Ne olmalı? Şeffaf ve kapsayıcı bir mali program ihtiyacı
Bu aşamada ekonomik yönetimin karşısındaki en kritik soru şu: Açığı kapatmak mı, yoksa kontrol altına almak mı? Her iki seçenek de ciddi maliyetler barındırıyor. Vergi reformu olmadan sadece tahsilatı artırmak sürdürülebilir değil. Harcamalara frene basmak da seçim sonrası siyasi ekonomi dinamikleri nedeniyle kolay görünmüyor.
Bu nedenle bütçe dengesinin sağlıklı biçimde yeniden kurulabilmesi için şu başlıklarda adımlar kritik önem taşıyor:
Vergi tabanının genişletilmesi ve doğrudan vergilerin payının artırılması
Kamu harcamalarında verimlilik denetimi ve program bazlı bütçelemenin güçlendirilmesi
Faiz yükünü azaltacak borçlanma stratejileri
Şeffaf, hesap verebilir ve hedef odaklı bir maliye politikası çerçevesi
Sosyal desteklerin etkinlik esasına göre yapılandırılması
Kamu maliyesi, ekonomik dengelerin en sağlam çıpası olarak görülür. Ancak açığın bu hızla büyüdüğü bir dönemde, mali disiplin artık sadece ekonomik değil, siyasi ve toplumsal bir zorunluluk haline geliyor.

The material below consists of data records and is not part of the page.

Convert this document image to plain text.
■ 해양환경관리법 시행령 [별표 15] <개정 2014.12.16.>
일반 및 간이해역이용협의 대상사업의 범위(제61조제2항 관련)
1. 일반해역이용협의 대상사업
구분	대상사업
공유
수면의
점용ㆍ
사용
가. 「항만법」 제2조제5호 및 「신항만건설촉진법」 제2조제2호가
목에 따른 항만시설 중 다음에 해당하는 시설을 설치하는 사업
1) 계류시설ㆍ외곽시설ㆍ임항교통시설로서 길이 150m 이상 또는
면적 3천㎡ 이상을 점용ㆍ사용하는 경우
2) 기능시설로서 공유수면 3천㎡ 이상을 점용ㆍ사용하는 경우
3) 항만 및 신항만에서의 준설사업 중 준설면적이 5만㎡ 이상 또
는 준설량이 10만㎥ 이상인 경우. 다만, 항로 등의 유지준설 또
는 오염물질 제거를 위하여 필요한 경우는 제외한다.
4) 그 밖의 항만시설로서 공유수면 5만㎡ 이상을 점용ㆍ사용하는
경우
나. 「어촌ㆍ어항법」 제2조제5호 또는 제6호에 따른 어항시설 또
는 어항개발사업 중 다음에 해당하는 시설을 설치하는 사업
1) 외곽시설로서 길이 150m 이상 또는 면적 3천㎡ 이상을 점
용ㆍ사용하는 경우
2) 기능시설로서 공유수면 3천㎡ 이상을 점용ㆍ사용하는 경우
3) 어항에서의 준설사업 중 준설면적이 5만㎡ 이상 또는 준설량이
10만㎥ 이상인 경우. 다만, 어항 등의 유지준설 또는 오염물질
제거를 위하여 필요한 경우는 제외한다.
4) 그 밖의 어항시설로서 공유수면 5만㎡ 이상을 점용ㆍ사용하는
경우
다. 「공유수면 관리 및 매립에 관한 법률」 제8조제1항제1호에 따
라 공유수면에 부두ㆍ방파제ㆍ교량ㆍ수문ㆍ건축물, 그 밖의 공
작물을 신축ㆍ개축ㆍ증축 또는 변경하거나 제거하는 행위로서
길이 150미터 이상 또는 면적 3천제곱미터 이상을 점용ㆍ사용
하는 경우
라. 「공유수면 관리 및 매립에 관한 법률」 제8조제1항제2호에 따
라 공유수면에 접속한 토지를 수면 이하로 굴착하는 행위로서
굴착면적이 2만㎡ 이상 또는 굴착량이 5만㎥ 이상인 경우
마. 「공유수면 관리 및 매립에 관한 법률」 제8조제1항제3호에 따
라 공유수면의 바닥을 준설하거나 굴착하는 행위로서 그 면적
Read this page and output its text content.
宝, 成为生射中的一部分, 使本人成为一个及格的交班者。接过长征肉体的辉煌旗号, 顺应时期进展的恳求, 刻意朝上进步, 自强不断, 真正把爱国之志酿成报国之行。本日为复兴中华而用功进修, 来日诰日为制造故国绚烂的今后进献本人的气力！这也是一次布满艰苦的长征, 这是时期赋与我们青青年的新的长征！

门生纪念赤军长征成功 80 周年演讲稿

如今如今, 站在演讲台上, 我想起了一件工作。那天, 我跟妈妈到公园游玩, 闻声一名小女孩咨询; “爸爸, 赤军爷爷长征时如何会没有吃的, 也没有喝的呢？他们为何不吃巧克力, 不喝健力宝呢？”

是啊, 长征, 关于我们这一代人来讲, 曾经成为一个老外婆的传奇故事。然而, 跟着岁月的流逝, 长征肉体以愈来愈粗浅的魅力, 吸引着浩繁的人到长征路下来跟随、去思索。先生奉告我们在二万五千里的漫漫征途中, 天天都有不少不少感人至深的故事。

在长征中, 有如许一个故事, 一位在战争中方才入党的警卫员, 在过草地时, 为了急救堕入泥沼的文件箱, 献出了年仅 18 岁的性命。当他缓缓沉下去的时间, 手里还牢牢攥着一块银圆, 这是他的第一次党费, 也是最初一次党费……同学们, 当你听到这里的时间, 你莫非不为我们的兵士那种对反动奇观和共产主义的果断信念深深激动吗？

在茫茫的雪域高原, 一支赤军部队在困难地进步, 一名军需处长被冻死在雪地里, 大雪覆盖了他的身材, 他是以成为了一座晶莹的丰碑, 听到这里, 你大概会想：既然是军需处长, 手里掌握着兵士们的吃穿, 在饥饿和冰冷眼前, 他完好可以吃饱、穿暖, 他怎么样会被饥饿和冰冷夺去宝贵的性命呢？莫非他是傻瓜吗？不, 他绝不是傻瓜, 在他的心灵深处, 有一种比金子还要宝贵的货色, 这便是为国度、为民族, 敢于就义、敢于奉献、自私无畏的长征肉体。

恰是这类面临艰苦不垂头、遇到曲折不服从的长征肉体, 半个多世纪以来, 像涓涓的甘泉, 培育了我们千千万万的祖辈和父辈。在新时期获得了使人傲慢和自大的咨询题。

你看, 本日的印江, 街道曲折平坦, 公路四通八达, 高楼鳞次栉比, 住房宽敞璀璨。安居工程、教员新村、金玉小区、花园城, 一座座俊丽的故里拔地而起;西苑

Türkiye'nin önünde zorlu bir seçim var: Bütçeyi matematiksel olarak dengelemek mi, yoksa ekonomik güveni yeniden inşa etmek mi?
Bu sorunun cevabı, 2026 bütçe taslağının çerçevesini ve ekonomik stratejinin yönünü belirleyecek. Şimdilik görünen tek net gerçek var: 223 milyarlık ekim açığı, sadece bir tablo değil; ekonomi yönetimine yazılan açık bir uyarı mektubudur.